Tom, his heart thudding, wondered what she had found drifting in the airy currents. The cage faced the east. Had she smelt the salt of the ocean, or something much nearer?
“Look out, kid!”
Tom, startled, jumped back to dodge two thick-armed men carrying a long pole between them.
“Um, where can I find Mr. Newman, please?” he asked the trailing one, when he’d remembered his purpose for being there. The worker jabbed with his thumb. Tom saw a short, very round old man wearing dungarees and a fancy Stetson. He walked over to him, sawdust his business, but his head brimming still with the lion’s electric gaze.
After he’d spoken to Newman he went back across the river to borrow more bags off Mr.
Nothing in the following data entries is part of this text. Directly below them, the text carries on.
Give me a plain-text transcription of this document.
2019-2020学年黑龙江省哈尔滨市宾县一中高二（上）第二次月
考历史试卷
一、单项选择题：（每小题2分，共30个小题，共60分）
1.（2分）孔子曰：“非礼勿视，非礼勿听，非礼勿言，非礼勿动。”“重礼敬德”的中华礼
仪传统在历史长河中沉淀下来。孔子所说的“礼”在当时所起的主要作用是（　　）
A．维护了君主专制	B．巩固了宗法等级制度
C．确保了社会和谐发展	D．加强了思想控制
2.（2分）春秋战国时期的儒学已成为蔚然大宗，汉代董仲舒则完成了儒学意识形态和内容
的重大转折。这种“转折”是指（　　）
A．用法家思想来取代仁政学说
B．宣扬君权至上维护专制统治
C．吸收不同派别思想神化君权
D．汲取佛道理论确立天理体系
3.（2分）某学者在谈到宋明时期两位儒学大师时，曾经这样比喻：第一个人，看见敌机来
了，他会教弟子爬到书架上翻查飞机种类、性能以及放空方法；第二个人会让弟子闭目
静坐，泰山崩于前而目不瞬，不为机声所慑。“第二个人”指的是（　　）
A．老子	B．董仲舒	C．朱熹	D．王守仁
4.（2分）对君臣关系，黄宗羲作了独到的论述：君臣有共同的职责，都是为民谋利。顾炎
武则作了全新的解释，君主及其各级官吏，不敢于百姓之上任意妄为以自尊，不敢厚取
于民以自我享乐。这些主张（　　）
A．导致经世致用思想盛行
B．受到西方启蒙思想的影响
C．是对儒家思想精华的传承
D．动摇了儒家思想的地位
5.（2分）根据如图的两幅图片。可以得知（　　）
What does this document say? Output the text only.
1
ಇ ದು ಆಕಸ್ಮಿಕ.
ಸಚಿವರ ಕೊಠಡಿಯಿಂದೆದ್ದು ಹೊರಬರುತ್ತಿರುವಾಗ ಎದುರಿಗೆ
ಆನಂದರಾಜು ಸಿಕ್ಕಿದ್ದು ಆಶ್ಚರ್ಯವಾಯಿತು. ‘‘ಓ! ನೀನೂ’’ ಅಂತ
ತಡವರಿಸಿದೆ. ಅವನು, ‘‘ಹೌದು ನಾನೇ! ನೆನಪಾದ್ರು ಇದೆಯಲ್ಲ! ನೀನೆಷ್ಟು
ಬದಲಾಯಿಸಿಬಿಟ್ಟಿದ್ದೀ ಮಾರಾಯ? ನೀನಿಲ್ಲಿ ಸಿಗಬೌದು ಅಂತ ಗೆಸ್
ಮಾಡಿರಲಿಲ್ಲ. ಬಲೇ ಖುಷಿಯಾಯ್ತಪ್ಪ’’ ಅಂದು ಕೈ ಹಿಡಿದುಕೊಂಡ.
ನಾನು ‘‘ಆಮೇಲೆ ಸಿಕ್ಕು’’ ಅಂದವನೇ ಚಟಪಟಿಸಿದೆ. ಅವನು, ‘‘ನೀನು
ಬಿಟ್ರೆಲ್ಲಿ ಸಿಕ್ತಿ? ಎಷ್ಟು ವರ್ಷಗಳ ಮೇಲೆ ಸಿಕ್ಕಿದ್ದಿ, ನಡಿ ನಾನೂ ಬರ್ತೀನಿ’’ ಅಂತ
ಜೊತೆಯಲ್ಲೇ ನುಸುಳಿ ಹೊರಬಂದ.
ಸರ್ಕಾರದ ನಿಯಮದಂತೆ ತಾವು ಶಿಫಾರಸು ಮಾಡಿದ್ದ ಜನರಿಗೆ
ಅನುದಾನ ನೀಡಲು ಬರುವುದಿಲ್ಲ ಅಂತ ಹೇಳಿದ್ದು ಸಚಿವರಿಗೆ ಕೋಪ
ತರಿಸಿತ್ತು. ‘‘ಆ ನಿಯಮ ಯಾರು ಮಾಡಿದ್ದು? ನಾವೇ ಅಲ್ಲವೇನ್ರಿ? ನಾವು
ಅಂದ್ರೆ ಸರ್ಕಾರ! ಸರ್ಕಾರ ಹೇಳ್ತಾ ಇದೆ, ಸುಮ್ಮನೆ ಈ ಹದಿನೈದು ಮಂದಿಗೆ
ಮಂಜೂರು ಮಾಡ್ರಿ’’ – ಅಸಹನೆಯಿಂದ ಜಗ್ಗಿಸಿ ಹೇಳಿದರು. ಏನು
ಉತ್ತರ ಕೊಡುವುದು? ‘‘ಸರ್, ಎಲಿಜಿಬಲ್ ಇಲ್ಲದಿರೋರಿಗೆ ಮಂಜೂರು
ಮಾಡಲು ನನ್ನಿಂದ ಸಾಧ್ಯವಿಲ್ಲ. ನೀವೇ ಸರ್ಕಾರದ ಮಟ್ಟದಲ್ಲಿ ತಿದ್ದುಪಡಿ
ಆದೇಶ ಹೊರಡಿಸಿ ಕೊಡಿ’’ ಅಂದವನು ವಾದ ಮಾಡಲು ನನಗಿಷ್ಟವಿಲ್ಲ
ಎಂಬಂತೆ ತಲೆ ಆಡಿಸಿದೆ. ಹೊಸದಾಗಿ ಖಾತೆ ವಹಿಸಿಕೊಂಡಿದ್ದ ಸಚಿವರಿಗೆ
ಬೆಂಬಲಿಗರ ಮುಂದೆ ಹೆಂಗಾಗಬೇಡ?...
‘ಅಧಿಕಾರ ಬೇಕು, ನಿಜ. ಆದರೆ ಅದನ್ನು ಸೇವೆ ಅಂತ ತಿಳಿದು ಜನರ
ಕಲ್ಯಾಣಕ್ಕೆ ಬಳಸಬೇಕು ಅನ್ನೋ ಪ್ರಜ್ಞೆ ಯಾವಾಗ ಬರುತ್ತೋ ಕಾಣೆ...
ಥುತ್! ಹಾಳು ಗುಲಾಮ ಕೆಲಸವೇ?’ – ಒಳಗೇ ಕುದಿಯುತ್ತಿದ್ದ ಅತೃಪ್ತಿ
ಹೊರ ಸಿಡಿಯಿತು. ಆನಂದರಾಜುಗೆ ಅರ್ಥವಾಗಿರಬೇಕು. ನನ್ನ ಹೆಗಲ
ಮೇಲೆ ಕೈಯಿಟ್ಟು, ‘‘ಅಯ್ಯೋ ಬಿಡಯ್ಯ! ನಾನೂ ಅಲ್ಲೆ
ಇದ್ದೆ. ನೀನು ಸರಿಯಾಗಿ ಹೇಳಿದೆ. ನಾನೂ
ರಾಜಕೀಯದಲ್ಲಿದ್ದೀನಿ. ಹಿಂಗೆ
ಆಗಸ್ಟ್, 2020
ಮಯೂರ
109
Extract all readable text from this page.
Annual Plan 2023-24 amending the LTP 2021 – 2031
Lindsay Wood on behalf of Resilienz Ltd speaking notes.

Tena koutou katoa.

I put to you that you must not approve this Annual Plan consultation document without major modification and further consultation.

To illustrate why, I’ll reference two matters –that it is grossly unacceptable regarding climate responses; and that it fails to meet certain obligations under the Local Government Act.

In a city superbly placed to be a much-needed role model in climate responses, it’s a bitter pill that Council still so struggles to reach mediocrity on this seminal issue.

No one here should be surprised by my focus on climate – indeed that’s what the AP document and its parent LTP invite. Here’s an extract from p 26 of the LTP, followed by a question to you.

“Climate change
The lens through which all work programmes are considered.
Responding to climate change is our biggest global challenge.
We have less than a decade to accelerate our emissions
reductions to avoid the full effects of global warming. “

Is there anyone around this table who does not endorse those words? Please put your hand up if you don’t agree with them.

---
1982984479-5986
Riley. Grace Mather was at the far end of the main street when he turned into it and he couldn’t help feeling a little nervous as she approached, remembering how pretty and grown-up she’d looked in her dress the night he’d come home. He put his head down, half-expecting her to not be there when he looked up again. When he did she was much closer and she was looking straight at him.
“Hi,” she said, when they were abreast of each other.
“Hi,” said Tom. “Ah, how’re you going?”
“All right. What about you?”
He shrugged. “I’m supposed to feel better soon. That’s what everyone keeps saying.”
“Adults always say that,” said Grace, flicking the hair out of her eyes.
Tom nodded.
“What are you doing?” she asked.
“Getting some bags off Mr. Riley.”
She looked up the street and down before nodding. Tom didn’t take his eyes off her face.